An artist who received thousands of pounds in public funding has been accused of lifting images from an Edinburgh Fringe brochure and passing them off as his own.
Canadian artist Derek Michael Besant banked £12,000 ($20,000 Canadian Dollars) for staging an art installation.
The work includes 20 large portraits featuring blurred faces of people he claimed were residents of Calgary - where he has been active since the early 1970s.
But a chance encounter has led to accusations that the images were actually taken from a brochure - from 2015 - listing comedians performing at the Edinburgh Fringe Festival.
Performers, who took part in the world’s largest arts festival, have now accused Besant of being a ‘plagiarist’ and said his actions were ‘hilarious and bizarre’.
One of the comedians, who recognised a doctored version of a profile picture taken of her in 2013, was London based stand up comic Bisha K Ali.
‘It was a picture of me’
She said a photo of her was used without her or her photographer’s permission in the art installation.
The 28-year-old said: “My friend who lives in Canada sent me a picture and said they had been walking one day and noticed a piece of art that looked like me.
“I couldn’t believe the coincidence - it was a picture of me that featured in a 2015 brochure from the Edinburgh Fringe Festival.
“It’s plagiarism, and it is ripping off artists and photographers who spent their time and money taking those for the Fringe and creating the brochure.
“The audacity of having seven-foot portraits of comedians is unbelievable.
“It has been on display since 2015, he [Besant] probably thought no-one would notice.
“I’m interested to hear what the artist has to say for himself, because for a big-time artist to be doing that is just wrong.
“He must not have thought that any of us comedians would become known internationally.
“It’s hilarious - really bizarre and kind of funny.”
When Bisha was sent the photographs, she quickly realised she was not the only performer from the Fringe to be featured in the installation.
Some of the other large Polaroid-like images of slightly blurred faces feature comedians including Ashley Storrie and Hardeep Singh Kohli.
Another comedian who has hit out at the arts project is Sofie Hagen who said she realised that an image she provided to the festival had been photoshopped.

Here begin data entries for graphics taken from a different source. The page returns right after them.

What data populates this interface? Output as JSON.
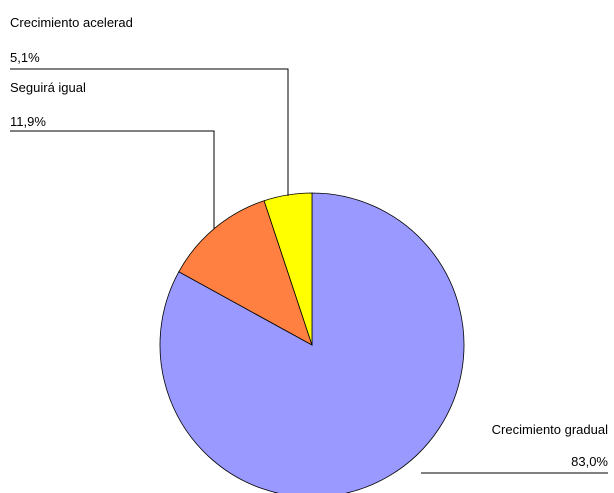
{
  "chart_data": {
    "type": "pie",
    "title": "",
    "slices": [
      {
        "label": "Crecimiento gradual",
        "value": 83.0,
        "value_label": "83,0%",
        "color": "#9999ff"
      },
      {
        "label": "Seguirá igual",
        "value": 11.9,
        "value_label": "11,9%",
        "color": "#ff8040"
      },
      {
        "label": "Crecimiento acelerad",
        "value": 5.1,
        "value_label": "5,1%",
        "color": "#ffff00"
      }
    ]
  }
}
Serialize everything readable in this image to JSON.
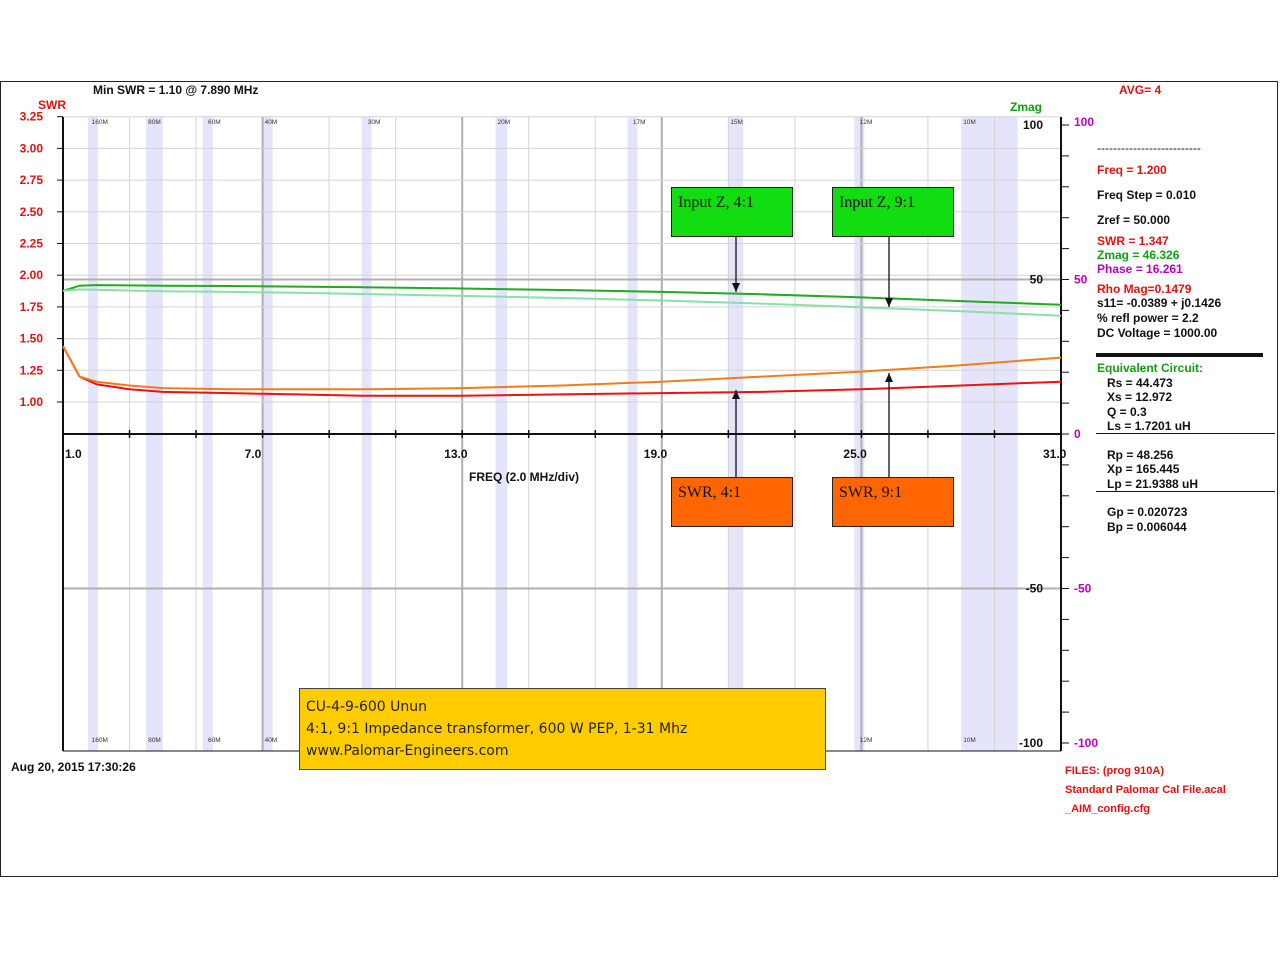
{
  "header": {
    "min_swr": "Min SWR =   1.10 @  7.890 MHz",
    "avg": "AVG=  4"
  },
  "axes": {
    "left_title": "SWR",
    "right_title": "Zmag",
    "x_title": "FREQ (2.0 MHz/div)",
    "left_ticks": [
      "3.25",
      "3.00",
      "2.75",
      "2.50",
      "2.25",
      "2.00",
      "1.75",
      "1.50",
      "1.25",
      "1.00"
    ],
    "x_ticks": [
      "1.0",
      "7.0",
      "13.0",
      "19.0",
      "25.0",
      "31.0"
    ],
    "zmag_ticks": [
      "100",
      "50",
      "-50",
      "-100"
    ],
    "phase_ticks": [
      "100",
      "50",
      "0",
      "-50",
      "-100"
    ],
    "band_labels_top": [
      "160M",
      "80M",
      "60M",
      "40M",
      "30M",
      "20M",
      "17M",
      "15M",
      "12M",
      "10M"
    ],
    "band_labels_bottom": [
      "160M",
      "80M",
      "60M",
      "40M",
      "12M",
      "10M"
    ]
  },
  "timestamp": "Aug 20, 2015  17:30:26",
  "readout": {
    "dashes": "--------------------------",
    "freq": "Freq = 1.200",
    "freq_step": "Freq Step = 0.010",
    "zref": "Zref =   50.000",
    "swr": "SWR =   1.347",
    "zmag": "Zmag =  46.326",
    "phase": "Phase =   16.261",
    "rho": "Rho Mag=0.1479",
    "s11": "s11= -0.0389 + j0.1426",
    "refl": "% refl power =  2.2",
    "dc": "DC Voltage =  1000.00",
    "equiv_title": "Equivalent Circuit:",
    "rs": "Rs =   44.473",
    "xs": "Xs =   12.972",
    "q": "Q =  0.3",
    "ls": "Ls =    1.7201 uH",
    "rp": "Rp =   48.256",
    "xp": "Xp =  165.445",
    "lp": "Lp =   21.9388  uH",
    "gp": "Gp =  0.020723",
    "bp": "Bp =  0.006044"
  },
  "files": {
    "label": "FILES:  (prog 910A)",
    "cal": "Standard Palomar Cal File.acal",
    "cfg": "_AIM_config.cfg"
  },
  "annotations": {
    "input_4_1": "Input Z, 4:1",
    "input_9_1": "Input Z, 9:1",
    "swr_4_1": "SWR, 4:1",
    "swr_9_1": "SWR, 9:1"
  },
  "caption": {
    "line1": "CU-4-9-600 Unun",
    "line2": "4:1, 9:1 Impedance transformer, 600 W PEP, 1-31 Mhz",
    "line3": "www.Palomar-Engineers.com"
  },
  "colors": {
    "swr_4_1": "#ee1111",
    "swr_9_1": "#f07d1a",
    "zmag_4_1": "#22aa22",
    "zmag_9_1": "#88e0a8",
    "band": "#e4e4fa",
    "annot_green": "#11dd11",
    "annot_orange": "#ff6600",
    "caption_bg": "#ffcc00"
  },
  "chart_data": {
    "type": "line",
    "x_unit": "MHz",
    "xlim": [
      1,
      31
    ],
    "swr_ylim": [
      1.0,
      3.25
    ],
    "zmag_ylim": [
      -100,
      100
    ],
    "x": [
      1.0,
      1.5,
      2,
      3,
      4,
      6,
      8,
      10,
      13,
      16,
      19,
      22,
      25,
      28,
      31
    ],
    "series": [
      {
        "name": "SWR, 4:1",
        "axis": "swr",
        "values": [
          1.44,
          1.2,
          1.14,
          1.1,
          1.08,
          1.07,
          1.06,
          1.05,
          1.05,
          1.06,
          1.07,
          1.08,
          1.1,
          1.13,
          1.16
        ]
      },
      {
        "name": "SWR, 9:1",
        "axis": "swr",
        "values": [
          1.44,
          1.2,
          1.16,
          1.13,
          1.11,
          1.1,
          1.1,
          1.1,
          1.11,
          1.13,
          1.16,
          1.2,
          1.24,
          1.29,
          1.35
        ]
      },
      {
        "name": "Input Z, 4:1",
        "axis": "zmag",
        "values": [
          46.3,
          48.0,
          48.2,
          48.1,
          48.0,
          47.9,
          47.7,
          47.5,
          47.1,
          46.6,
          46.0,
          45.2,
          44.2,
          43.0,
          41.8
        ]
      },
      {
        "name": "Input Z, 9:1",
        "axis": "zmag",
        "values": [
          46.3,
          46.8,
          46.7,
          46.4,
          46.2,
          46.0,
          45.7,
          45.3,
          44.7,
          44.0,
          43.2,
          42.2,
          41.0,
          39.7,
          38.3
        ]
      }
    ],
    "bands": [
      {
        "name": "160M",
        "from": 1.8,
        "to": 2.0
      },
      {
        "name": "80M",
        "from": 3.5,
        "to": 4.0
      },
      {
        "name": "60M",
        "from": 5.3,
        "to": 5.4
      },
      {
        "name": "40M",
        "from": 7.0,
        "to": 7.3
      },
      {
        "name": "30M",
        "from": 10.1,
        "to": 10.15
      },
      {
        "name": "20M",
        "from": 14.0,
        "to": 14.35
      },
      {
        "name": "17M",
        "from": 18.07,
        "to": 18.17
      },
      {
        "name": "15M",
        "from": 21.0,
        "to": 21.45
      },
      {
        "name": "12M",
        "from": 24.89,
        "to": 24.99
      },
      {
        "name": "10M",
        "from": 28.0,
        "to": 29.7
      }
    ]
  }
}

The original photograph had her in a pink T-shirt with a small white horse on her shoulder.
But on social media, she said: “They edited out the horse and put ‘I OWN NOTHING’ over my face - um, I obviously own a little horse.”
The art project, known as Snapshots, was installed in October 2015 at an underpass in Calgary and was meant to capture the ‘notions of place and personal context’.
According to a brief about the project on the city’s website, the images are meant to portray the lives of people who pass through the underpass each day.
Commissioned by Calgary’s Planning, Development & Assessment department, the project featured photos with various short phrases printed over them.
“I LIVE HERE,” “I HAVE A JOB” and “I WALK TO WORK,” are some of the phrases laid over the photos.
At the time Besant said: “The portraits represent a cross-section of what any downtown core of a big city reveals and conceals as the flow of occupants.
“The reference to Polaroid SNAPSHOTS invites an immediacy... an intimacy, to what is a high traffic public art context.
“And between the hundred steps it takes to traverse this corridor, we might just come face-to-face with ourselves…”
It is understood that the Mayor of Calgary has ordered an investigation into a public art display in the Canadian city.
Derek Michael Besant has been approached for comment.
A spokesman for the Edinburgh Festival Fringe Society said: “The Edinburgh Festival Fringe Society was not contacted or consulted by either the City of Calgary or the artist in question regarding the SNAPSHOTS art installation.
“While we acknowledge that artists images are available on a number of platforms online, we will be following up with the City of Calgary to understand how this has occurred.”
Kurt Hanson, general manager of community services at the City of Calgary, said the art installation will be removed.
He said: “The City of Calgary was made aware of concerns about the temporary art installation in the 4th Street underpass.
“As part of the City’s investigation, we have been in contact with the artist.
“The artist has said that we should remove the installation. We will be doing this and are considering our next steps.”